Afghan peace deal within six months


LONDON - The leaders of Pakistan and Afghanistan said on Monday they would work to reach a peace deal within six months, while throwing their weight behind moves for the Taliban to open an office in Doha.
Following talks hosted by British Prime Minister David Cameron, President Asif Ali Zardari and his Afghan counterpart Hamid Karzai also urged the Taliban to join the reconciliation process in Afghanistan.
Cameron, whose country is the second biggest contributor of troops to Afghanistan with 9,000 troops still in the country, appealed directly to the Taliban to join the reconciliation process.
“Now is the time for everyone to participate in a peaceful, political process in Afghanistan,” he told a press conference after the talks. At a news conference with Karzai and Zardari, Cameron said “an unprecedented level of co-operation” had been agreed between Pakistan and Afghanistan.
The discussions had centred on both the Afghan-led peace process and on strengthening co-operation between Pakistan and Afghanistan, he said.
Foreign ministers, military leaders and intelligence chiefs attended the talks for the first time.
President Zardari and Karzai reaffirmed their aim to work towards a strategic partnership.
They said they hoped to sign an agreement strengthening ties on economic and security issues, including trade and border management, later in the year.
The joint statement said all sides had agreed on the urgency of the Afghan peace process and “committed themselves to take all necessary measures to achieve the goal of a peace settlement over the next six months”.
“They supported the opening of an office in Doha for the purpose of negotiations between the Taliban and the High Peace Council of Afghanistan as part of an Afghan-led peace process,” the statement said.
Karzai had previously shunned the idea of a Taliban office in Doha because of fears that it would lead to the Kabul government being frozen out of talks between the United States and the Taliban.
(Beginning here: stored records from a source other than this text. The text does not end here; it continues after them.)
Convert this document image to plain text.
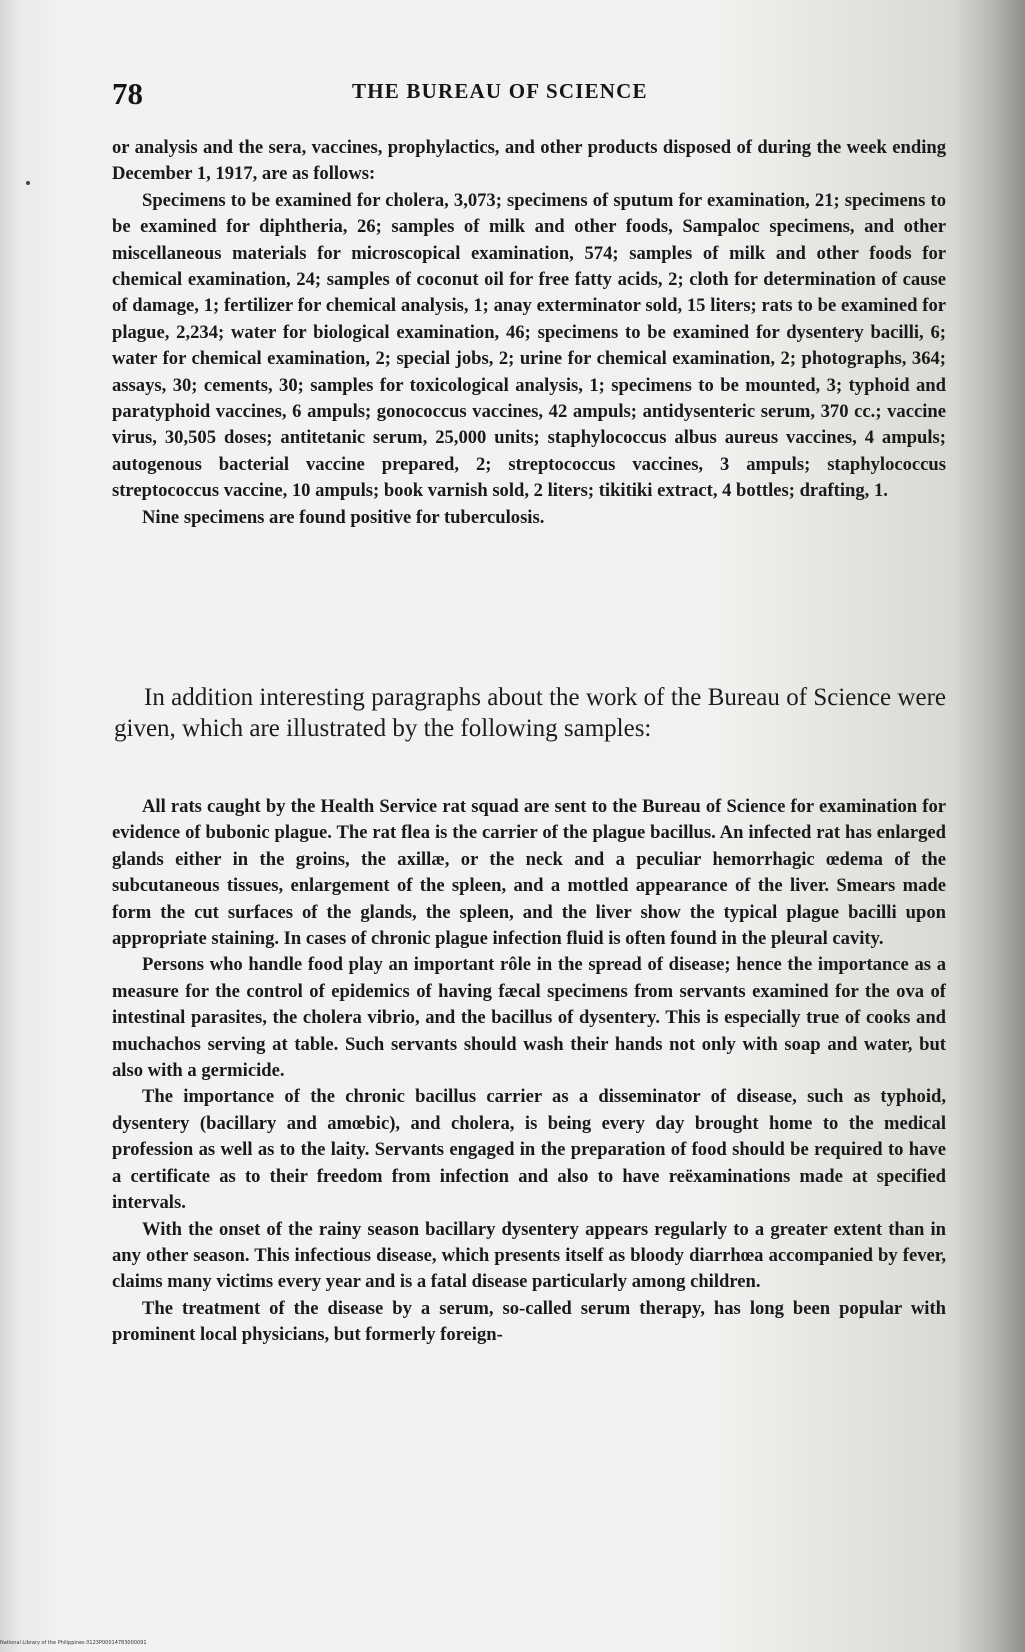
78	THE BUREAU OF SCIENCE

or analysis and the sera, vaccines, prophylactics, and other products disposed of during the week ending December 1, 1917, are as follows:

Specimens to be examined for cholera, 3,073; specimens of sputum for examination, 21; specimens to be examined for diphtheria, 26; samples of milk and other foods, Sampaloc specimens, and other miscellaneous materials for microscopical examination, 574; samples of milk and other foods for chemical examination, 24; samples of coconut oil for free fatty acids, 2; cloth for determination of cause of damage, 1; fertilizer for chemical analysis, 1; anay exterminator sold, 15 liters; rats to be examined for plague, 2,234; water for biological examination, 46; specimens to be examined for dysentery bacilli, 6; water for chemical examination, 2; special jobs, 2; urine for chemical examination, 2; photographs, 364; assays, 30; cements, 30; samples for toxicological analysis, 1; specimens to be mounted, 3; typhoid and paratyphoid vaccines, 6 ampuls; gonococcus vaccines, 42 ampuls; antidysenteric serum, 370 cc.; vaccine virus, 30,505 doses; antitetanic serum, 25,000 units; staphylococcus albus aureus vaccines, 4 ampuls; autogenous bacterial vaccine prepared, 2; streptococcus vaccines, 3 ampuls; staphylococcus streptococcus vaccine, 10 ampuls; book varnish sold, 2 liters; tikitiki extract, 4 bottles; drafting, 1.

Nine specimens are found positive for tuberculosis.

In addition interesting paragraphs about the work of the Bureau of Science were given, which are illustrated by the following samples:

All rats caught by the Health Service rat squad are sent to the Bureau of Science for examination for evidence of bubonic plague. The rat flea is the carrier of the plague bacillus. An infected rat has enlarged glands either in the groins, the axillæ, or the neck and a peculiar hemorrhagic œdema of the subcutaneous tissues, enlargement of the spleen, and a mottled appearance of the liver. Smears made form the cut surfaces of the glands, the spleen, and the liver show the typical plague bacilli upon appropriate staining. In cases of chronic plague infection fluid is often found in the pleural cavity.

Persons who handle food play an important rôle in the spread of disease; hence the importance as a measure for the control of epidemics of having fæcal specimens from servants examined for the ova of intestinal parasites, the cholera vibrio, and the bacillus of dysentery. This is especially true of cooks and muchachos serving at table. Such servants should wash their hands not only with soap and water, but also with a germicide.

The importance of the chronic bacillus carrier as a disseminator of disease, such as typhoid, dysentery (bacillary and amœbic), and cholera, is being every day brought home to the medical profession as well as to the laity. Servants engaged in the preparation of food should be required to have a certificate as to their freedom from infection and also to have reëxaminations made at specified intervals.

With the onset of the rainy season bacillary dysentery appears regularly to a greater extent than in any other season. This infectious disease, which presents itself as bloody diarrhœa accompanied by fever, claims many victims every year and is a fatal disease particularly among children.

The treatment of the disease by a serum, so-called serum therapy, has long been popular with prominent local physicians, but formerly foreign-

National Library of the Philippines 0123P00014783000091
“All sides agreed on the urgency of this work and committed themselves to take all necessary measures to achieve the goal of a peace settlement over the next six months,” they said in a joint statement issued by Cameron’s office.
President Zardari and President Karzai also ‘re-affirmed their commitments’ to signing a Strategic Partnership Agreement (SPA), to encourage closer ties.
The joint statement also said that the Afghan and Pakistani leaders had agreed arrangements to “strengthen co-ordination” of the release of Taliban detainees from Pakistani custody.
Afghan peace negotiators have welcomed Pakistan’s release of dozens of Taliban prisoners in recent months, a move they believe could help bring militants to the negotiating table.
There was no immediate reaction from the Taliban.
The summit was the third trilateral meeting in a year following meetings in Kabul in July and New York last September — but the first in which Pakistani and Afghan army and intelligence chiefs took part.
Karzai told the press conference he hoped in future to have “very close, brotherly and good neighbourly” relations with Pakistan.
Support from Pakistan, which backed Afghanistan’s 1996-2001 Taliban regime, is seen as crucial to peace after Nato troops depart — but relations between the neighbours remain uneasy despite some recent improvements.
Zardari said it was in Islamabad’s interests to support the initiative. “Peace in Afghanistan is peace in Pakistan. We feel that we can only survive together,” he said. “We cannot change our neighbourhood or our neighbours.”
The Taliban in March 2012 suspended contacts with American representatives in Qatar over a potential prisoner exchange and opening a liaison office in the Gulf state, and publicly refuses to negotiate with Kabul.
Traffic on one of Britain’s busiest motorways was slowed down on Sunday night as a motorcade accompanied by police cars with blue flashing lights took the dignitaries to Cameron’s country residence, an AFP reporter saw.
In an interview with Britain’s Guardian newspaper and ITV television station released late Sunday, Karzai said the biggest threat to peace in Afghanistan was not the Taliban, but meddling from foreign powers.
“Peace will only come when the external elements involved in creating instability and fighting, or lawlessness in Afghanistan, are involved in talks,” he said, without naming any particular country.
The president also suggested Western troops had been “fighting in the wrong place” in Afghanistan, saying security in the southern Helmand province was better before British troops arrived there.
A spokesman for Cameron would not say if the prime minister agreed with Karzai’s characterization that security in Helmand was better before UK troops arrived. “We believe progress is being made,” Jean-Christophe Gray said. “That’s why we think the approach that we’re taking is the right one.”